Dans un Congo où toutes les valeurs et institutions sont en lambeaux, il n’existe hélas plus d’endroit pour civiliser et donc faire évoluer nos usages et nos coutumes pour les adapter au monde moderne.

Faire du Congo un pays démocratique après trente années de démolition méthodique va demandé à toutes les composantes de la société un travail gigantesque.

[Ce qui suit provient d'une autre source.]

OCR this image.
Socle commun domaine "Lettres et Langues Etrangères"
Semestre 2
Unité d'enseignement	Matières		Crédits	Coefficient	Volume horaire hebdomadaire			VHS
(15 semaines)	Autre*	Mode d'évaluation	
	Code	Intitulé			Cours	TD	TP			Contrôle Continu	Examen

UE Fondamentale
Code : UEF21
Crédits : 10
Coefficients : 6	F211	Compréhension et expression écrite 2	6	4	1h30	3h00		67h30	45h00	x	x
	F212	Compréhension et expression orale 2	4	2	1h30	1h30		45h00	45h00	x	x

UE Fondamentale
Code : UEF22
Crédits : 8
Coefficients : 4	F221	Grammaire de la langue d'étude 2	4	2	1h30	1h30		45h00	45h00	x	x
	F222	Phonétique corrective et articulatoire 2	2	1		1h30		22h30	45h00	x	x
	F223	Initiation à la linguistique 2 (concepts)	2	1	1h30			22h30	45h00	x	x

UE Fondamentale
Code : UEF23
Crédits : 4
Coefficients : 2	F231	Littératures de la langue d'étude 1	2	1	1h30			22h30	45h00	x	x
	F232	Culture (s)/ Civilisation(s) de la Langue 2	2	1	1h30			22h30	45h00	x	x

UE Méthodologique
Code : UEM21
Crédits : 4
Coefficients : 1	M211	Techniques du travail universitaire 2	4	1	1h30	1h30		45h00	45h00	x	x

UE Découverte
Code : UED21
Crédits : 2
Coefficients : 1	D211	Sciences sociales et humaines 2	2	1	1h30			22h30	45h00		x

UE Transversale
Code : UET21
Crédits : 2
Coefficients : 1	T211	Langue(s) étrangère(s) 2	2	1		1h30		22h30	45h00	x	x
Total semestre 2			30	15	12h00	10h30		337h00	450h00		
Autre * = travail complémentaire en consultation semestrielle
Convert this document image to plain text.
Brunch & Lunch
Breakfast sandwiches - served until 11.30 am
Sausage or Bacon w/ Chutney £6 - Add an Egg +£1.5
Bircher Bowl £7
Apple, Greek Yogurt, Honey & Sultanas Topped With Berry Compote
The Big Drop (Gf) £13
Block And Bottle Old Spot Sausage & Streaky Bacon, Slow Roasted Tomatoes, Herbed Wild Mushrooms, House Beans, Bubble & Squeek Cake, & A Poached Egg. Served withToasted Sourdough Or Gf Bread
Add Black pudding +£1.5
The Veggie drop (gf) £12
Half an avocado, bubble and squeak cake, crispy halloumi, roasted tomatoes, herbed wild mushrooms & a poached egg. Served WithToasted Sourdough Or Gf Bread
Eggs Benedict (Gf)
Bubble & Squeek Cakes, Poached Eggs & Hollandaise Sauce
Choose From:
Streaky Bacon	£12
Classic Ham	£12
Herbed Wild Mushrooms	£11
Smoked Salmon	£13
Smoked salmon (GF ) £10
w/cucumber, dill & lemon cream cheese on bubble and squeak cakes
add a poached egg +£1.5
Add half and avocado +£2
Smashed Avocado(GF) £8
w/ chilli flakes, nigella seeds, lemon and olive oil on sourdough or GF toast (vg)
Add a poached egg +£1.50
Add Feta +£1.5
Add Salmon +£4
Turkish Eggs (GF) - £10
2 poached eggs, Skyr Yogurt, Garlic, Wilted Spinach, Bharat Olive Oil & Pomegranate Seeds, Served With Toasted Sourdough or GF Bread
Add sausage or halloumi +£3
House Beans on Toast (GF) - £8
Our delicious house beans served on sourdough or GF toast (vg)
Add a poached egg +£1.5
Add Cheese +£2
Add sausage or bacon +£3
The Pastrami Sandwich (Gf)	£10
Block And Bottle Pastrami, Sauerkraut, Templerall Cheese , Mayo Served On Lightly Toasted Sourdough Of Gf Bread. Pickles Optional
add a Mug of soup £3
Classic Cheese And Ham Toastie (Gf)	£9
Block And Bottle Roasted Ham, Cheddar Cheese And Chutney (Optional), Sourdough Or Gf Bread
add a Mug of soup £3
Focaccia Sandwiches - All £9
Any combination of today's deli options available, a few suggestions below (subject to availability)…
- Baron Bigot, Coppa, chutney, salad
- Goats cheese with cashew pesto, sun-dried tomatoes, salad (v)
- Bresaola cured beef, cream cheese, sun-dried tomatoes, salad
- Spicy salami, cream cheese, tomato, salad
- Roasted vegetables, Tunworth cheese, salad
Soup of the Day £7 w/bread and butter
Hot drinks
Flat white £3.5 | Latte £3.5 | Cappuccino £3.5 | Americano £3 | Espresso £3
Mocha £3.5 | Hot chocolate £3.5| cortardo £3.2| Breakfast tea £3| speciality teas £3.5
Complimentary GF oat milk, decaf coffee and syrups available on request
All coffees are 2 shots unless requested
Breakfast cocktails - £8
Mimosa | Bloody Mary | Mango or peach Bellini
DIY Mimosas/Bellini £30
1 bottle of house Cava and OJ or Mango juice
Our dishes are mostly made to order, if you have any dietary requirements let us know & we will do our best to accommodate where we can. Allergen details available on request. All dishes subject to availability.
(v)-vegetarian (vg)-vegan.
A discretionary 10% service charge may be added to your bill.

Au Sénégal, au Cameroun et dans d’autres pays d’Afrique les autorités ont commencé à encourager le retour de la diaspora. La diaspora a de positif le fait qu’elle ait intégré sa culture et la culture du pays d’adoption ; sans renier les us et coutumes du pays d’origine, elle peut donc faire évoluer progressivement la société économiquement et aussi la perception de l’autre en général ; de la femme en particulier.

Au Congo des cargos d’avion déversent tous les matins des expatriés européens pour travailler dans les différentes sociétés pétrolières. Le seul pays au monde qui n’accorde importance à l’intelligence de ses citoyens ; dès qu’on est intelligent au Congo il vaut mieux partir vivre ailleurs si on veut avoir une vie digne (encore une particularité de cette zone de non droit que je n’ose pas nommé "Pays").
Si la diaspora Congolaise n’apporte pas au Congo tout le savoir dont elle fait bénéficier les autres pays alors il faudra au moins trois ou quatre génération pour espérer que le Congo devienne un pays et ait un Etat

Lancer un appel à la diaspora et faciliter son retour au Congo est l’une des mesures urgentes que devra prendre les prochains dirigeants ; le développement et la pérennisation de la démocratie au Congo en dépendent.